Thursday, August 20, 1998 Published at 15:18 GMT 16:18 UK
World: South Asia
Aid agencies quit Afghanistan
Many Afghans rely on international aid
International aid agencies have begun pulling their staff out of Afghanistan following a warning from the United States that they could be in danger.
The agencies said the American State Department was not specific about the danger but said there were threats to non-Muslim aid workers.
BBC Afghanistan Correspondent Pam O'Toole says it is not clear if the perceived danger is linked to speculation that Washington may be about to mount an attempt to seize Saudi dissident Osama bin Laden, who is living in Afghanistan.
Mr bin Laden is regarded as a suspect in the recent bombings of American embassies in Africa.
He has denied any involvement in that attack, but has told the BBC he would continue his war against the Americans and the Jews.
In the wake of the Africa bombings the US evacuated non-essential personnel and their relatives from its embassy in Pakistan because of what it called a very serious threat to Americans.
Taleban refuse to hand over suspect
The Taleban movement, which controls much of Afghanistan, has ruled out the possibility of handing over Mr bin Laden to the US Government in return for recognition by Washington.

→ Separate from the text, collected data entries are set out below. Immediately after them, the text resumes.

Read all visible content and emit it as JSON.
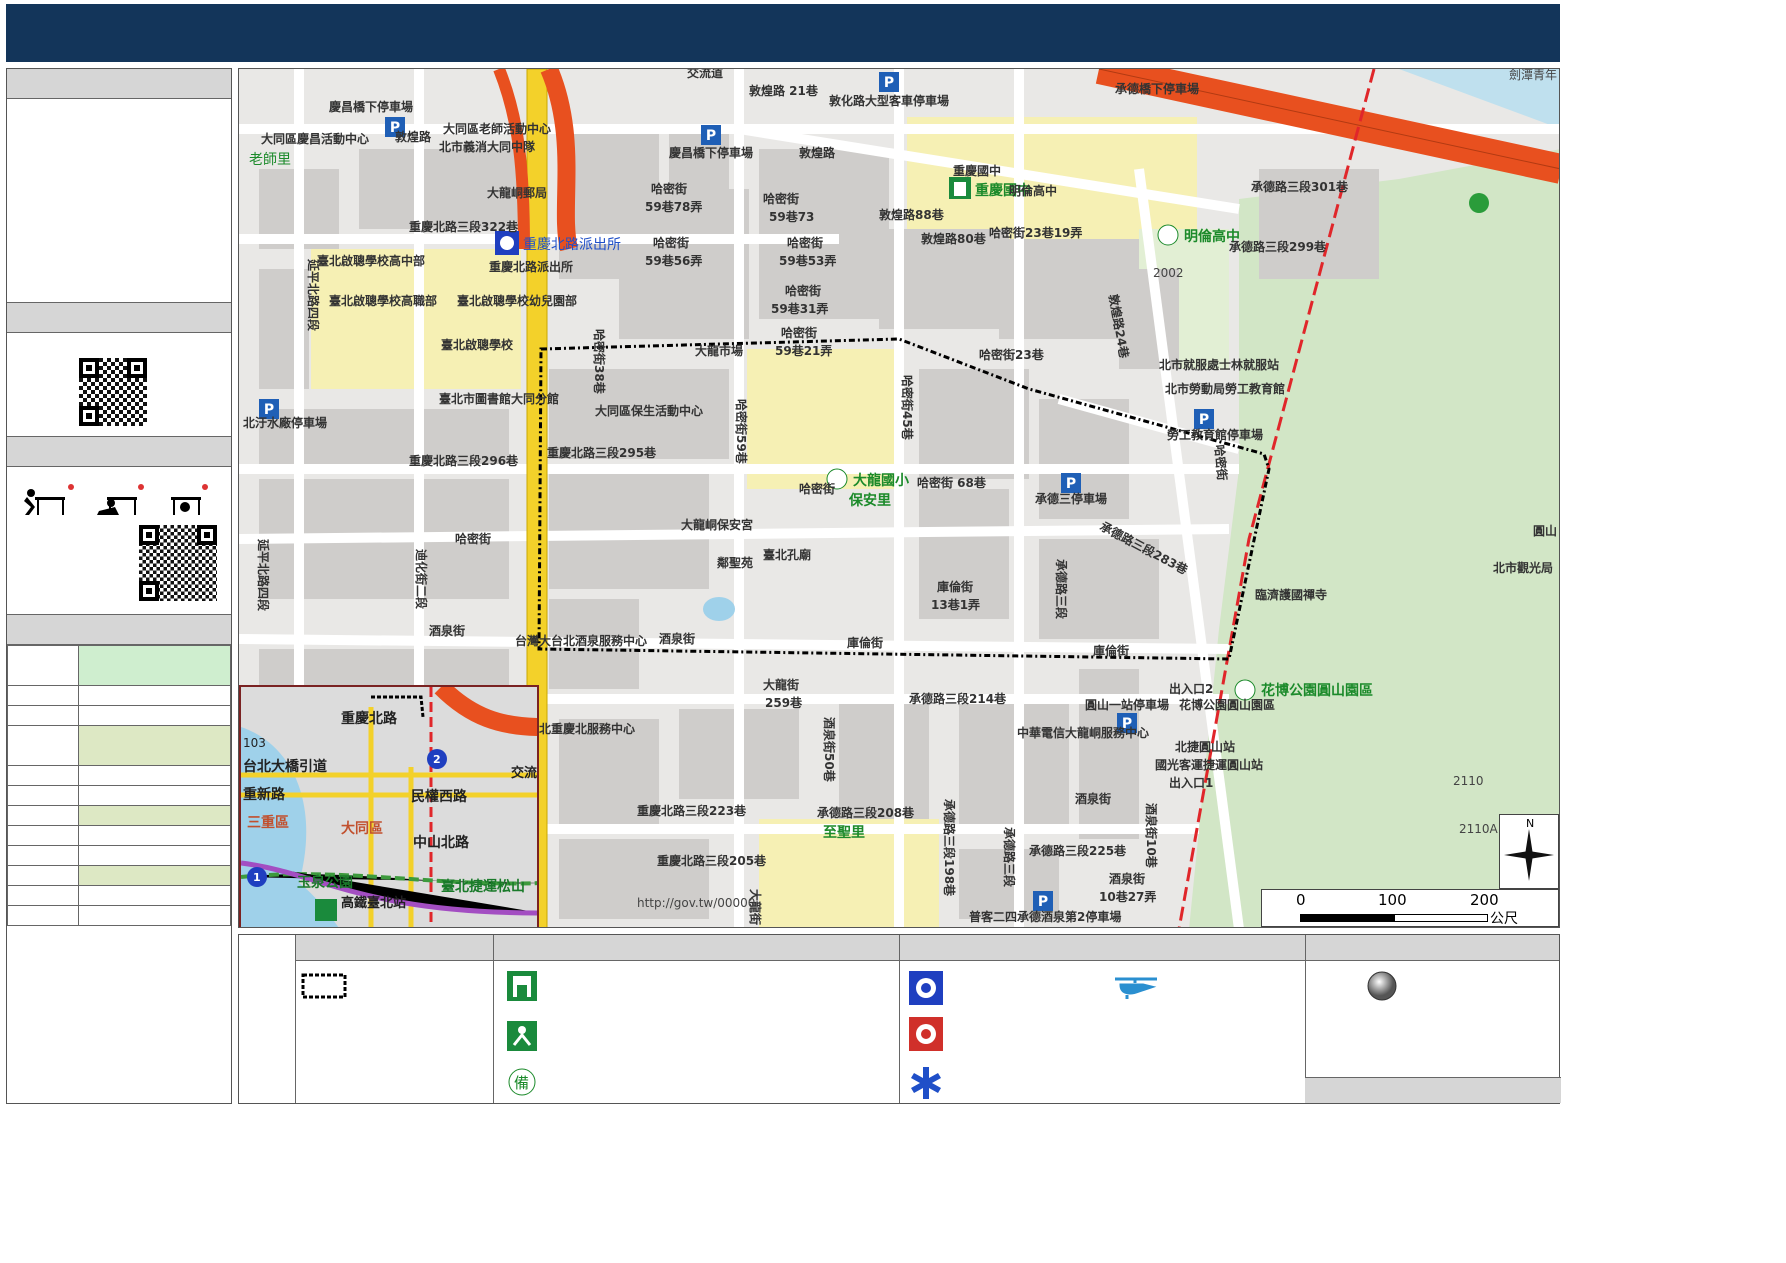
{
  "map": {
    "labels": {
      "jiaoliudao": "交流道",
      "dunhuang_21": "敦煌路 21巷",
      "dunhua_bus": "敦化路大型客車停車場",
      "chengde_parking": "承德橋下停車場",
      "jiantan": "劍潭青年",
      "qingchang_parking": "慶昌橋下停車場",
      "datong_elder_center": "大同區老師活動中心",
      "datong_qingchang_center": "大同區慶昌活動中心",
      "dunhuang_road": "敦煌路",
      "laoshi_li": "老師里",
      "fire_brigade": "北市義消大同中隊",
      "nongchang_parking": "慶昌橋下停車場",
      "dunhuang_road2": "敦煌路",
      "chongqing_jh": "重慶國中",
      "chongqing_jh_big": "重慶國中",
      "minglun_jh": "明倫高中",
      "minglun_hs": "明倫高中",
      "chengde_301": "承德路三段301巷",
      "chengde_299": "承德路三段299巷",
      "dalong_post": "大龍峒郵局",
      "hami_59_78": "哈密街",
      "hami_59_78b": "59巷78弄",
      "hami_59_73": "哈密街",
      "hami_59_73b": "59巷73",
      "dunhuang_88": "敦煌路88巷",
      "dunhuang_80": "敦煌路80巷",
      "hami_23_19": "哈密街23巷19弄",
      "chongqing_322": "重慶北路三段322巷",
      "chongqing_police": "重慶北路派出所",
      "chongqing_police_small": "重慶北路派出所",
      "hami_59_56": "哈密街",
      "hami_59_56b": "59巷56弄",
      "hami_59_53": "哈密街",
      "hami_59_53b": "59巷53弄",
      "hami_59_31": "哈密街",
      "hami_59_31b": "59巷31弄",
      "hami_59_21": "哈密街",
      "hami_59_21b": "59巷21弄",
      "yanping_4": "延平北路四段",
      "deaf_school_jh": "臺北啟聰學校高中部",
      "deaf_school_hs": "臺北啟聰學校高職部",
      "deaf_school_k": "臺北啟聰學校幼兒園部",
      "deaf_school": "臺北啟聰學校",
      "hami_38": "哈密街38巷",
      "dalong_market": "大龍市場",
      "dunhuang_24": "敦煌路24巷",
      "shilin_center": "北市就服處士林就服站",
      "labor_school": "北市勞動局勞工教育館",
      "hami_23": "哈密街23巷",
      "water_parking": "北汙水廠停車場",
      "library": "臺北市圖書館大同分館",
      "datong_health": "大同區保生活動中心",
      "hami_59": "哈密街59巷",
      "hami_45": "哈密街45巷",
      "labor_parking": "勞工教育館停車場",
      "chongqing_296": "重慶北路三段296巷",
      "chongqing_295": "重慶北路三段295巷",
      "dalong_es": "大龍國小",
      "baoan_li": "保安里",
      "hami_68": "哈密街 68巷",
      "hami_street": "哈密街",
      "chengde_parking2": "承德三停車場",
      "chengde_283": "承德路三段283巷",
      "hami_st_right": "哈密街",
      "dalong_temple": "大龍峒保安宮",
      "confucius": "臺北孔廟",
      "linji_temple": "臨濟護國禪寺",
      "yuanshan": "圓山",
      "tourism": "北市觀光局",
      "hami_st2": "哈密街",
      "dihua_2": "迪化街二段",
      "yanping_4b": "延平北路四段",
      "liyuan": "鄰聖苑",
      "chengde_3": "承德路三段",
      "kulun_13_1": "庫倫街",
      "kulun_13_1b": "13巷1弄",
      "jiuquan": "酒泉街",
      "taipei_hotel": "台灣大台北酒泉服務中心",
      "jiuquan2": "酒泉街",
      "kulun": "庫倫街",
      "kulun2": "庫倫街",
      "exit2": "出入口2",
      "expo_park": "花博公園圓山園區",
      "expo_park_small": "花博公園圓山園區",
      "dalong_259": "大龍街",
      "dalong_259b": "259巷",
      "chengde_214": "承德路三段214巷",
      "yuanshan_parking": "圓山一站停車場",
      "chinese_service": "中華電信大龍峒服務中心",
      "north_service": "北重慶北服務中心",
      "yuanshan_mrt": "北捷圓山站",
      "guoguang_bus": "國光客運捷運圓山站",
      "exit1": "出入口1",
      "jiuquan_50": "酒泉街50巷",
      "jiuquan_st": "酒泉街",
      "jiuquan_10": "酒泉街10巷",
      "chongqing_223": "重慶北路三段223巷",
      "chengde_208": "承德路三段208巷",
      "chengde_198": "承德路三段198巷",
      "chengde_3b": "承德路三段",
      "chengde_225": "承德路三段225巷",
      "zhisheng_li": "至聖里",
      "chongqing_205": "重慶北路三段205巷",
      "jiuquan_27": "酒泉街",
      "jiuquan_27b": "10巷27弄",
      "dalong_st": "大龍街",
      "puke_parking": "普客二四承德酒泉第2停車場",
      "elev_2002": "2002",
      "elev_2110": "2110",
      "elev_2110a": "2110A",
      "watermark": "http://gov.tw/00000"
    },
    "inset": {
      "chongqing_n": "重慶北路",
      "taipei_bridge": "台北大橋引道",
      "sanchong_rd": "重新路",
      "minquan_w": "民權西路",
      "sanchong": "三重區",
      "datong": "大同區",
      "zhongshan_n": "中山北路",
      "yuquan": "玉泉公園",
      "mrt_songshan": "臺北捷運松山",
      "hsr": "高鐵臺北站",
      "jiaoliu": "交流",
      "route_103": "103",
      "route_2": "2",
      "route_1": "1"
    },
    "scale": {
      "s0": "0",
      "s100": "100",
      "s200": "200",
      "unit": "公尺"
    },
    "compass_n": "N"
  },
  "colors": {
    "header": "#13355a",
    "freeway": "#e8501f",
    "arterial": "#f3d12a",
    "mrt": "#e0262a",
    "park": "#d2e6c6",
    "school": "#f6f0b4",
    "green_cell": "#cfeecf",
    "olive_cell": "#dde8c4"
  },
  "icons": [
    "shelter-icon",
    "evacuation-icon",
    "reserve-shelter-icon",
    "police-icon",
    "fire-dept-icon",
    "medical-icon",
    "helipad-icon",
    "gather-point-icon",
    "parking-icon"
  ]
}
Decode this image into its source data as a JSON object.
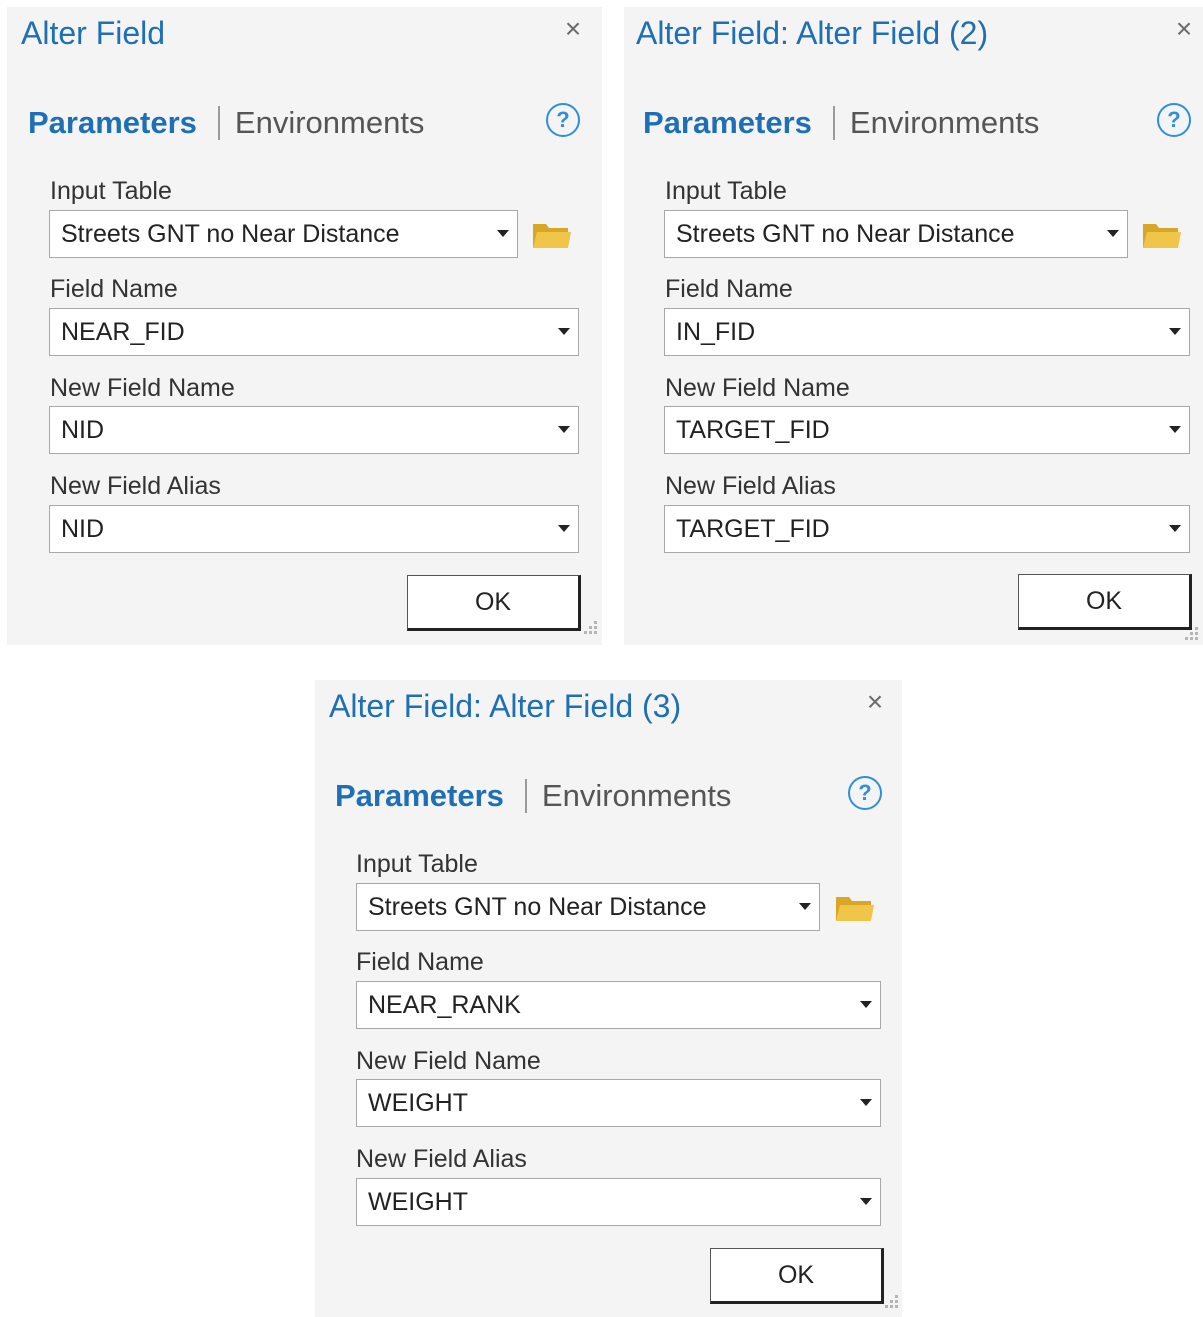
{
  "dialogs": [
    {
      "title": "Alter Field",
      "tabs": {
        "parameters": "Parameters",
        "environments": "Environments"
      },
      "help": "?",
      "close": "×",
      "input_table": {
        "label": "Input Table",
        "value": "Streets GNT no Near Distance"
      },
      "field_name": {
        "label": "Field Name",
        "value": "NEAR_FID"
      },
      "new_field_name": {
        "label": "New Field Name",
        "value": "NID"
      },
      "new_field_alias": {
        "label": "New Field Alias",
        "value": "NID"
      },
      "ok_label": "OK"
    },
    {
      "title": "Alter Field: Alter Field (2)",
      "tabs": {
        "parameters": "Parameters",
        "environments": "Environments"
      },
      "help": "?",
      "close": "×",
      "input_table": {
        "label": "Input Table",
        "value": "Streets GNT no Near Distance"
      },
      "field_name": {
        "label": "Field Name",
        "value": "IN_FID"
      },
      "new_field_name": {
        "label": "New Field Name",
        "value": "TARGET_FID"
      },
      "new_field_alias": {
        "label": "New Field Alias",
        "value": "TARGET_FID"
      },
      "ok_label": "OK"
    },
    {
      "title": "Alter Field: Alter Field (3)",
      "tabs": {
        "parameters": "Parameters",
        "environments": "Environments"
      },
      "help": "?",
      "close": "×",
      "input_table": {
        "label": "Input Table",
        "value": "Streets GNT no Near Distance"
      },
      "field_name": {
        "label": "Field Name",
        "value": "NEAR_RANK"
      },
      "new_field_name": {
        "label": "New Field Name",
        "value": "WEIGHT"
      },
      "new_field_alias": {
        "label": "New Field Alias",
        "value": "WEIGHT"
      },
      "ok_label": "OK"
    }
  ],
  "colors": {
    "accent": "#1f6fb4",
    "help": "#2e8fdc",
    "panel_bg": "#f4f4f4",
    "folder": "#e8b838"
  },
  "icons": {
    "close": "close-icon",
    "help": "help-icon",
    "browse": "folder-icon",
    "dropdown": "chevron-down-icon",
    "resize": "resize-grip-icon"
  }
}
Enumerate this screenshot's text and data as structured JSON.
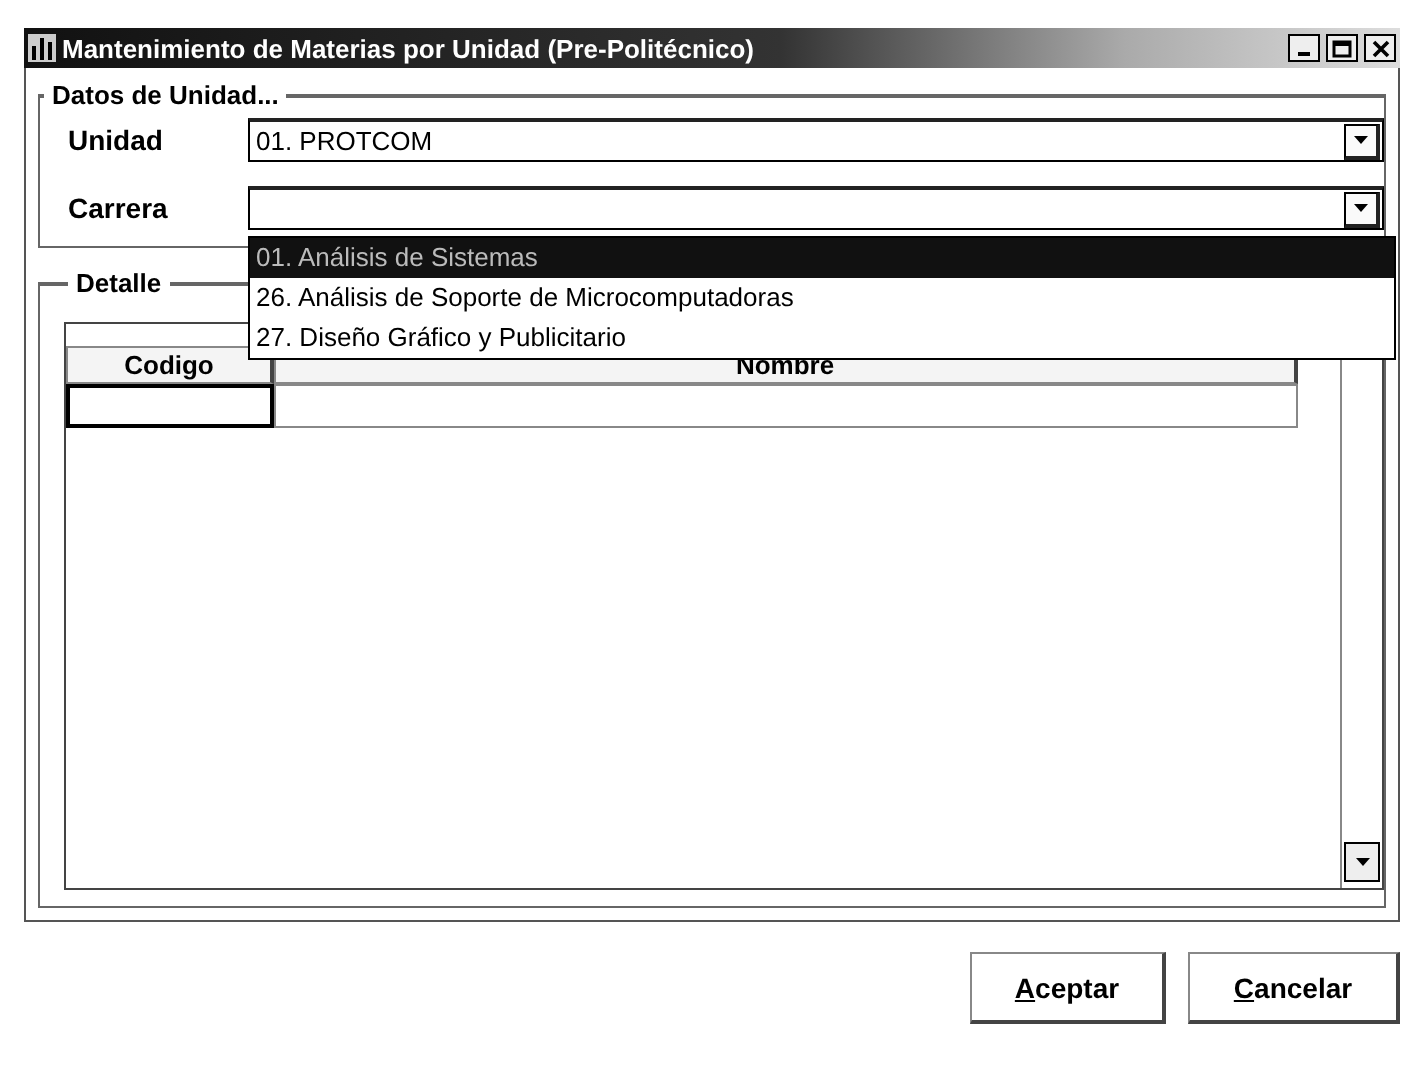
{
  "window": {
    "title": "Mantenimiento de Materias por Unidad (Pre-Politécnico)"
  },
  "datos": {
    "legend": "Datos de Unidad...",
    "fields": [
      {
        "label": "Unidad",
        "value": "01. PROTCOM"
      },
      {
        "label": "Carrera",
        "expanded": true,
        "options": [
          {
            "label": "01. Análisis de Sistemas",
            "selected": true
          },
          {
            "label": "26. Análisis de Soporte de Microcomputadoras",
            "selected": false
          },
          {
            "label": "27. Diseño Gráfico y Publicitario",
            "selected": false
          }
        ]
      }
    ]
  },
  "detalle": {
    "legend": "Detalle",
    "table": {
      "columns": [
        "Codigo",
        "Nombre"
      ]
    }
  },
  "buttons": [
    {
      "label": "Aceptar"
    },
    {
      "label": "Cancelar"
    }
  ]
}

However, the Washington Post has reported Pakistani intelligence sources as saying that a suspect extradited to Kenya, Mohammed Sadiq Howaida, confessed he was involved in the bombings and said Osama bin Laden sponsored and financed the operation.
The row comes amid growing tension between aid agencies and the Taleban.
Aid sources say the atmosphere has become increasing tense in recent weeks, as the Taleban have consolidated their hold over most of the country.
Meanwhile, Russia and Tajikistan have again voiced their concern over the fighting in northern Afghanistan.
They say the escalation of bloodshed and military activity near the Tajik-Afghan border poses a direct threat to the southern flank of the Commonwealth of Independent States (CIS).